The study just released, An Estimate of Housing Discrimination Against Same-Sex Couples, was based on almost 7,000 email correspondence tests conducted in fifty metropolitan areas across the country. In each test, a prospective seller or landlord received email inquiries from both a same-sex couple and an opposite-sex couple and the tests were evenly divided between males and females. The seller or landlord’s response was then noted as positive or negative. The study showed that same-sex couples receive significantly fewer responses to email inquiries about advertised housing units than opposite-sex couples do. Interestingly, in jurisdictions with state-level anti-discrimination laws, the housing inquiry emails of same-sex couples actually received fewer responses. This could be due to several factors, such as low enforcement, anti-discrimination laws existing where they are most needed, or simply housing providers’ lack of familiarity with the protections provided, but more research into this area is definitely needed.

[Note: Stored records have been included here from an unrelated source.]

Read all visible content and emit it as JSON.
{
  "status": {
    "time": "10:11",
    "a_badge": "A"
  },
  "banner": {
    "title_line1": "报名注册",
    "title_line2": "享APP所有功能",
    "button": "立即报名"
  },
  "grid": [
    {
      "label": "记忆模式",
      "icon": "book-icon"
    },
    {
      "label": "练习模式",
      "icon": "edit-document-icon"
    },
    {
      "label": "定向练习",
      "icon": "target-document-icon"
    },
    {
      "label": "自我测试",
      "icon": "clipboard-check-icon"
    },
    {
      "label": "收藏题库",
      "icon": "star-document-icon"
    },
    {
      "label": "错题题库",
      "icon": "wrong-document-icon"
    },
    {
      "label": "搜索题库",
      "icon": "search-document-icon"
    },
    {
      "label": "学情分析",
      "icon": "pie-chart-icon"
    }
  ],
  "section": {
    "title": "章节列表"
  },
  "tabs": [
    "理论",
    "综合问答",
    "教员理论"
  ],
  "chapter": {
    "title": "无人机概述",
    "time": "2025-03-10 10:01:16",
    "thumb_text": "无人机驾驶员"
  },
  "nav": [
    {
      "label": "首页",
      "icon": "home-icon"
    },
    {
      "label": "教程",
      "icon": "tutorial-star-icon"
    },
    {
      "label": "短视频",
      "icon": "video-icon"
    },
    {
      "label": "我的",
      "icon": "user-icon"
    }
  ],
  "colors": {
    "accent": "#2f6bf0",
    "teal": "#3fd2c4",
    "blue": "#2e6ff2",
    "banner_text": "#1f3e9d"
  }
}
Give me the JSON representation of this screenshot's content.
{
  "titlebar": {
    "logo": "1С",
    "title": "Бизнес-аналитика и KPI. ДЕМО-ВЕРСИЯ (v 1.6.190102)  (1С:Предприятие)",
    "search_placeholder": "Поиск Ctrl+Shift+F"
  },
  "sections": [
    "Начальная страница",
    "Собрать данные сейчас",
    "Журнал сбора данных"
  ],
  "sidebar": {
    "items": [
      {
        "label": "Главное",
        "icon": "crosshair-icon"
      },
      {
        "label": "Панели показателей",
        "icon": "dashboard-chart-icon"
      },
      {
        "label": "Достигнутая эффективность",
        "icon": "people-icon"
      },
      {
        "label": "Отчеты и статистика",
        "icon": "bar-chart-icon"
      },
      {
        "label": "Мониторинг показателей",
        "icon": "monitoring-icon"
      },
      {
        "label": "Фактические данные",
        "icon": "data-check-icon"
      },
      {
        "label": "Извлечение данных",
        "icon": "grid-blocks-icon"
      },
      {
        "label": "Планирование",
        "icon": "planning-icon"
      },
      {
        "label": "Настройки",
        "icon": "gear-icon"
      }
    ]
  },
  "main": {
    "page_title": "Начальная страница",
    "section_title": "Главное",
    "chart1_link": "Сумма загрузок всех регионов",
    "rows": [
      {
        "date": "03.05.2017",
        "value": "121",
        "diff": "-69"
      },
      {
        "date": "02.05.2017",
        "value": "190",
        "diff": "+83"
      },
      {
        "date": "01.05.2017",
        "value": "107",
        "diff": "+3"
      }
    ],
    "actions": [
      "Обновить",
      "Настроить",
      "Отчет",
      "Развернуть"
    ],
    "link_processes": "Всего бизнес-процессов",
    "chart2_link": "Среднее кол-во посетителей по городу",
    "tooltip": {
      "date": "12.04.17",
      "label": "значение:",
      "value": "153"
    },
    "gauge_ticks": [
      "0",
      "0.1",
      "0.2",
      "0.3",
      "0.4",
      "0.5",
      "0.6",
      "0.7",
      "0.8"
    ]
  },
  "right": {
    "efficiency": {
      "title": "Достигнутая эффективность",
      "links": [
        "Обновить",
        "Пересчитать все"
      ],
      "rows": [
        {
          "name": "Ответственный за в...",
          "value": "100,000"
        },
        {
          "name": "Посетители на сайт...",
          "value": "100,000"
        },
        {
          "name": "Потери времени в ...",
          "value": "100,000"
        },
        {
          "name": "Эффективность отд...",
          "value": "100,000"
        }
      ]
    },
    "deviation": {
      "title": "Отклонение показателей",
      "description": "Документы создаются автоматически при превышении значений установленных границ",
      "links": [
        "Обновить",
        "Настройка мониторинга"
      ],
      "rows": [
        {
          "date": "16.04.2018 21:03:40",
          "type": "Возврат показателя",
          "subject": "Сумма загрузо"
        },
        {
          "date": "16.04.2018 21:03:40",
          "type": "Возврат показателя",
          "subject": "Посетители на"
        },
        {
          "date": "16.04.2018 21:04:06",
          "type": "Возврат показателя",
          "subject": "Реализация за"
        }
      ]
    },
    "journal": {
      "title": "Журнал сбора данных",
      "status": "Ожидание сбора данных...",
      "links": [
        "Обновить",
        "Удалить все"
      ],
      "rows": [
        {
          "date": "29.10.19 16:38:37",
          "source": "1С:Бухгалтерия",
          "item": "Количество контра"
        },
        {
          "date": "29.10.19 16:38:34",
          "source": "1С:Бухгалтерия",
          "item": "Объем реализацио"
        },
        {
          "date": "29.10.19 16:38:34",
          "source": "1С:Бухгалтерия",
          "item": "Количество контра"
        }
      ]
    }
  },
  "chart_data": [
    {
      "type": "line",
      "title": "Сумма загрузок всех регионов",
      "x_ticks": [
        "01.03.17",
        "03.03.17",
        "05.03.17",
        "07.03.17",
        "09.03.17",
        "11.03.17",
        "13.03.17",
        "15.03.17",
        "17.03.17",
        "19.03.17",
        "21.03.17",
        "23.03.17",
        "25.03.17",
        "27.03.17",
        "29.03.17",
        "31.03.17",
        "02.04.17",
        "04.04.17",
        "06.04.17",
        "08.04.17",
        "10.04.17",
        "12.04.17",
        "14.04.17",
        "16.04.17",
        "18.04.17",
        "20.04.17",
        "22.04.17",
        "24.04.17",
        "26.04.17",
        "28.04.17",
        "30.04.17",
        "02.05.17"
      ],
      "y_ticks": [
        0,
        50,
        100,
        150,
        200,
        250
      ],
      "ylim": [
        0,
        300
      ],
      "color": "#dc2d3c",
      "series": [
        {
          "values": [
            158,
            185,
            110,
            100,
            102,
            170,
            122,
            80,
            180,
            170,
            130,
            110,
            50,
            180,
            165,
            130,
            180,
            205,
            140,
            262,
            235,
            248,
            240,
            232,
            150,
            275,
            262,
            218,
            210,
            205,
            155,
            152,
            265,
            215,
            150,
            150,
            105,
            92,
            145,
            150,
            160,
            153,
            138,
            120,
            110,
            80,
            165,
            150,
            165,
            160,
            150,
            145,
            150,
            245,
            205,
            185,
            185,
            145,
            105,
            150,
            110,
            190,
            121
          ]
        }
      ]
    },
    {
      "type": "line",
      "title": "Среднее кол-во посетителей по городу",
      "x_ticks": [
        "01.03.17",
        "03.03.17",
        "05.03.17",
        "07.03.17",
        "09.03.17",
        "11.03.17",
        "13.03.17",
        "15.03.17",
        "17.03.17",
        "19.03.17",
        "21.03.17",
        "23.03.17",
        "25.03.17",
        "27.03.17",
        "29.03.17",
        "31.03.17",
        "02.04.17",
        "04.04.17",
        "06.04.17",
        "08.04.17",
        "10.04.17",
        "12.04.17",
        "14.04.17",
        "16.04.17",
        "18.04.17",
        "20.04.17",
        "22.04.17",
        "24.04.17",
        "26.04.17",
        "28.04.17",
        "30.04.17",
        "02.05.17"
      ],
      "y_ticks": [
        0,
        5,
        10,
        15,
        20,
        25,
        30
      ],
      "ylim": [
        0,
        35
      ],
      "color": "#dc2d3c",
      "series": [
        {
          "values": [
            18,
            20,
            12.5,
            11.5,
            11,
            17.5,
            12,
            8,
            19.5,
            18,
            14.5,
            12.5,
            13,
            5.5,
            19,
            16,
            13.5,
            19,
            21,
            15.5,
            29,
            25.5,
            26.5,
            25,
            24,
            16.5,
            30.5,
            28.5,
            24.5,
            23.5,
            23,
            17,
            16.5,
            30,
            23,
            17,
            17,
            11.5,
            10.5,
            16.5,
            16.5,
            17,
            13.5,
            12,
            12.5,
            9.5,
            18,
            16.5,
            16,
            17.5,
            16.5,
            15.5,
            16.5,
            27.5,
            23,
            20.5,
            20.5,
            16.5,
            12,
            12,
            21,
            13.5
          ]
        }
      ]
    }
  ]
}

HUD has recently shown itself to be a defender of the LGBT community, making new rules granting equal access to housing in HUD programs – regardless of sexual orientation or gender identity. This, while welcome, is limited in scope, and this study clearly shows that federal protections are sorely needed. The Housing Opportunities Made Equal (HOME) Act, first introduced in the 111th Congress, would provide that by adding sexual orientation and gender identity as classes protected from discrimination under the Fair Housing Act. The HOME Act would ensure that same-sex families are secure in their ability to put a roof over their head. As we await two possibly monumental decisions from the U.S. Supreme Court, it is important to remember that there is still a lot of work to be done.